Dr. Deepak Chopra é indiano, médico, filósofo de reputação internacional, autor de mais de 35 livros e um dos mais respeitados pensadores da atualidade. Vale a pena analisar um de seus pensamentos. Segundo o filósofo, somos as únicas criaturas na face da Terra capazes de mudar nossa biologia em função dos nossos pensamentos e sentimentos. Nossas células estão constantemente controlando nossos pensamentos com capacidade de modificá-los. Se acaso estamos depressivos, o nosso sistema imunológico pode decair; ao nos apaixonarmos podemos fortificá-lo consideravelmente. Recordar a experiência de uma situação estressante pode liberar o mesmo fluxo de hormônio destrutivo que o estresse. Ensina o médico-filósofo que não devemos agir desta maneira. Nossas células estão a todo instante processando nossas experiências e metabolizando-as de acordo com nossos pensamentos. Não podemos simplesmente captar dados destrutivos e armazená-los na nossa mente. Você se transforma na interpretação quando o internaliza. Quem está deprimido por causa da perda de um emprego, projeta tristeza por toda parte do corpo. Explica o filósofo que a produção de neurotransmissores por parte do cérebro se reduz, o nível de hormônio, baixa, o ciclo do sono é interrompido, os receptores neuropeptiídicos na superfície externa das células da pele tornam-se distorcidos, as plaquetas sanguíneas ficam mais viscosas e mais propensas a formar placas e até nossas lágrimas contém traços químicos diferentes das lágrimas de alegria. A depressão destroi o organismo humano.

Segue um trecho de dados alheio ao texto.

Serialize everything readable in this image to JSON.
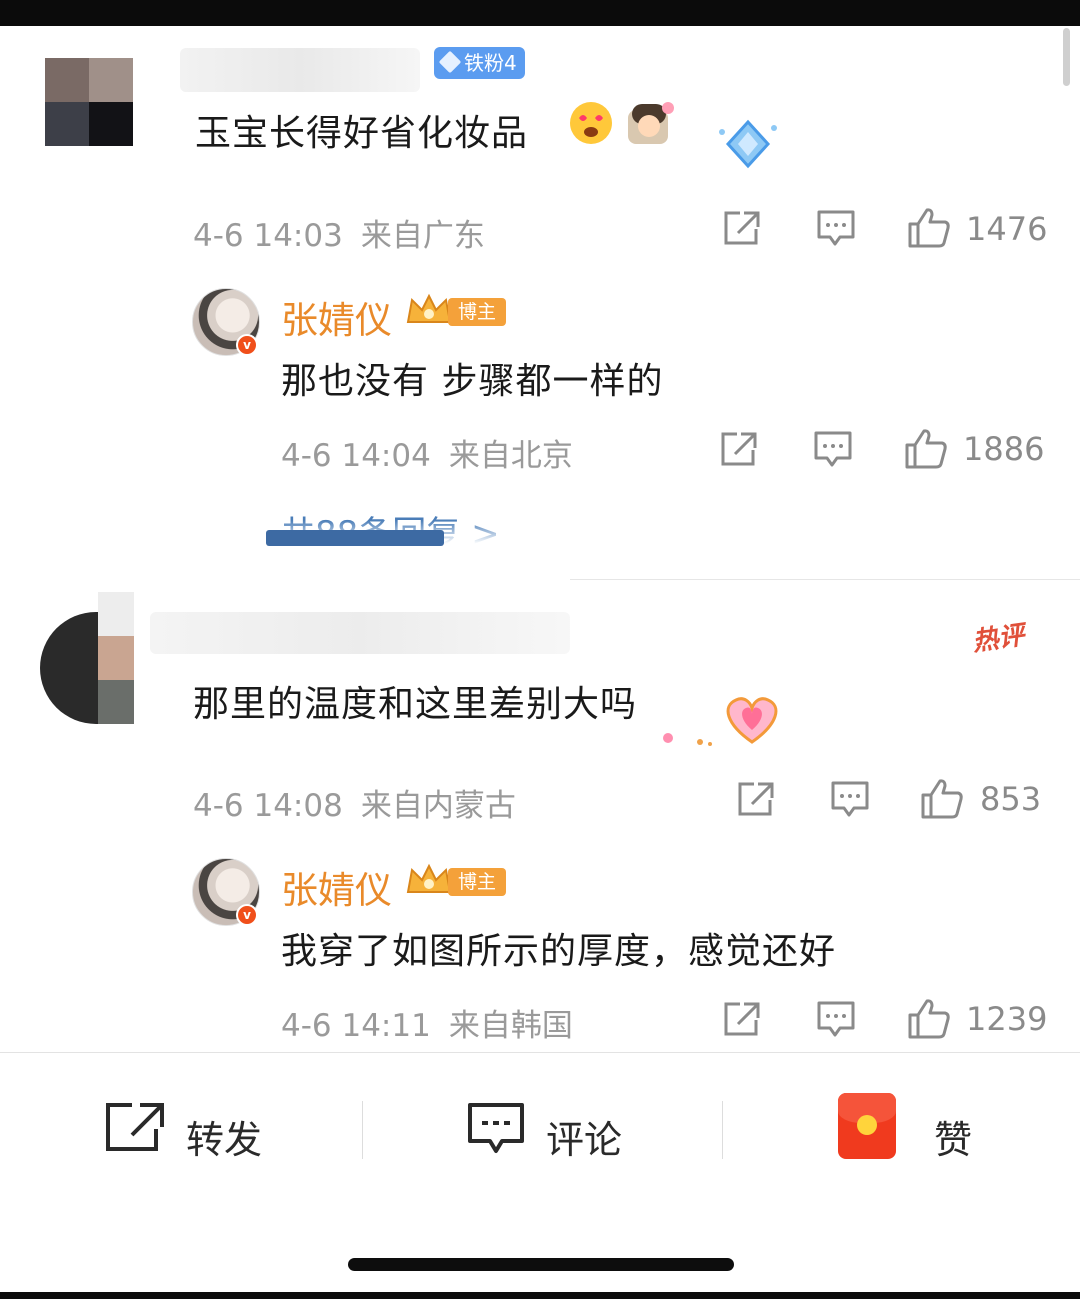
{
  "comments": [
    {
      "badge": "铁粉4",
      "text": "玉宝长得好省化妆品",
      "date": "4-6 14:03",
      "location": "来自广东",
      "likes": "1476",
      "reply": {
        "name": "张婧仪",
        "badge": "博主",
        "text": "那也没有 步骤都一样的",
        "date": "4-6 14:04",
        "location": "来自北京",
        "likes": "1886"
      },
      "more_replies": "共88条回复 >"
    },
    {
      "hot_tag": "热评",
      "text": "那里的温度和这里差别大吗",
      "date": "4-6 14:08",
      "location": "来自内蒙古",
      "likes": "853",
      "reply": {
        "name": "张婧仪",
        "badge": "博主",
        "text": "我穿了如图所示的厚度，感觉还好",
        "date": "4-6 14:11",
        "location": "来自韩国",
        "likes": "1239"
      }
    }
  ],
  "bottom_bar": {
    "repost": "转发",
    "comment": "评论",
    "like": "赞"
  },
  "colors": {
    "blogger_name": "#e98a2a",
    "link": "#4a7db8",
    "meta": "#9a9a9a"
  },
  "icons": [
    "share-icon",
    "comment-icon",
    "thumbs-up-icon",
    "red-packet-icon",
    "diamond-icon",
    "crown-icon"
  ]
}
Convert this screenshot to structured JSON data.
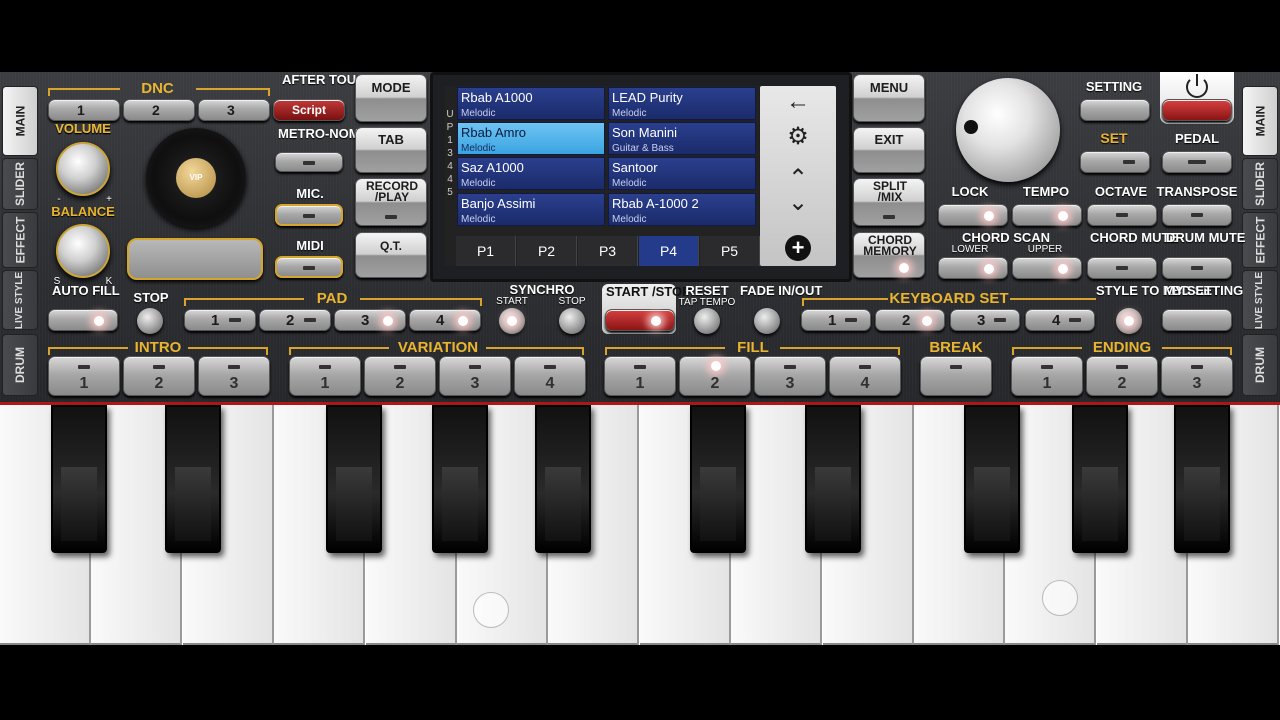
{
  "side_tabs": {
    "left": [
      "MAIN",
      "SLIDER",
      "EFFECT",
      "LIVE STYLE",
      "DRUM"
    ],
    "right": [
      "MAIN",
      "SLIDER",
      "EFFECT",
      "LIVE STYLE",
      "DRUM"
    ]
  },
  "dnc": {
    "label": "DNC",
    "buttons": [
      "1",
      "2",
      "3"
    ],
    "script": "Script"
  },
  "labels": {
    "after_touch": "AFTER TOUCH",
    "metronome": "METRO-NOME",
    "mic": "MIC.",
    "midi": "MIDI",
    "volume": "VOLUME",
    "balance": "BALANCE",
    "bal_minus": "-",
    "bal_plus": "+",
    "bal_s": "S",
    "bal_k": "K",
    "mode": "MODE",
    "tab": "TAB",
    "record_play": "RECORD /PLAY",
    "qt": "Q.T.",
    "menu": "MENU",
    "exit": "EXIT",
    "split_mix": "SPLIT /MIX",
    "chord_memory": "CHORD MEMORY",
    "setting": "SETTING",
    "set": "SET",
    "pedal": "PEDAL",
    "lock": "LOCK",
    "tempo": "TEMPO",
    "octave": "OCTAVE",
    "transpose": "TRANSPOSE",
    "chord_scan": "CHORD SCAN",
    "lower": "LOWER",
    "upper": "UPPER",
    "chord_mute": "CHORD MUTE",
    "drum_mute": "DRUM MUTE",
    "auto_fill": "AUTO FILL",
    "stop": "STOP",
    "pad": "PAD",
    "synchro": "SYNCHRO",
    "start": "START",
    "sstop": "STOP",
    "start_stop": "START /STOP",
    "reset": "RESET",
    "tap_tempo": "TAP TEMPO",
    "fade": "FADE IN/OUT",
    "keyboard_set": "KEYBOARD SET",
    "style_to_kbd": "STYLE TO KBD SET",
    "my_setting": "MY SETTING",
    "intro": "INTRO",
    "variation": "VARIATION",
    "fill": "FILL",
    "break": "BREAK",
    "ending": "ENDING",
    "vip": "VIP"
  },
  "pad_buttons": [
    "1",
    "2",
    "3",
    "4"
  ],
  "kbd_set_buttons": [
    "1",
    "2",
    "3",
    "4"
  ],
  "intro_buttons": [
    "1",
    "2",
    "3"
  ],
  "variation_buttons": [
    "1",
    "2",
    "3",
    "4"
  ],
  "fill_buttons": [
    "1",
    "2",
    "3",
    "4"
  ],
  "ending_buttons": [
    "1",
    "2",
    "3"
  ],
  "screen": {
    "side_letters": [
      "U",
      "P",
      "1",
      "3",
      "4",
      "4",
      "5"
    ],
    "voices": [
      {
        "name": "Rbab A1000",
        "cat": "Melodic"
      },
      {
        "name": "LEAD Purity",
        "cat": "Melodic"
      },
      {
        "name": "Rbab Amro",
        "cat": "Melodic",
        "selected": true
      },
      {
        "name": "Son Manini",
        "cat": "Guitar & Bass"
      },
      {
        "name": "Saz A1000",
        "cat": "Melodic"
      },
      {
        "name": "Santoor",
        "cat": "Melodic"
      },
      {
        "name": "Banjo Assimi",
        "cat": "Melodic"
      },
      {
        "name": "Rbab A-1000 2",
        "cat": "Melodic"
      }
    ],
    "pages": [
      "P1",
      "P2",
      "P3",
      "P4",
      "P5"
    ],
    "active_page": "P4",
    "nav": {
      "back": "←",
      "settings": "⚙",
      "up": "⌃",
      "down": "⌄",
      "add": "+"
    }
  },
  "colors": {
    "accent": "#e9b530",
    "selected_cell": "#5ab8ee",
    "active_page": "#243a8a",
    "red": "#b02020"
  }
}
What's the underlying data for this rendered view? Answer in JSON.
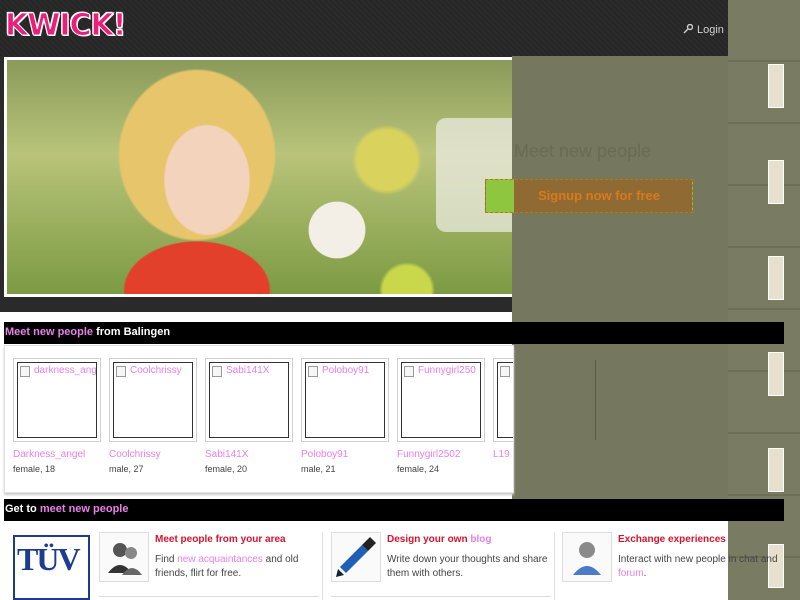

O filosófo nalisa ainda que, todo este perfil bioquímico será drasticamente alterado quando a pessoa encontra uma nova situação e reforça ainda o médico-filósofo, a grande necessidade de usar nossa consciência para criar os corpos que realmente desejamos. A ansiedade por causa de um exame acaba passando, assim como a depressão por causa de um emprego perdido, mas o processo de envelhecimento do ser humano deve ser combatido cotidianamente. Indaga ainda o filósofo. “Quer saber como está o seu corpo hoje? Lembre-se do que pensou ontem. Quer saber como estará seu corpo amanhã? Olhe seus pensamentos hoje”. A conclusão deste sábio filósofo é importantíssima. Ele diz: “ou você abre seu coração, ou algum cardiologista o fará por você”. Devemos estar cientes que a nossa consciência é soberana na natureza humana e aceitar que, se a consciência não for algo que aparece, emerge e se acrescenta desde o nosso nascimento. Embora a consciência seja a coisa mais conhecida e acessível que cada um de nós possui, ela continua como um dos fenômenos menos compreendidos deste mundo. Afinal os romanos já diziam que a sanidade da nossa mente, e do nosso corpo estão intimamente interligadas.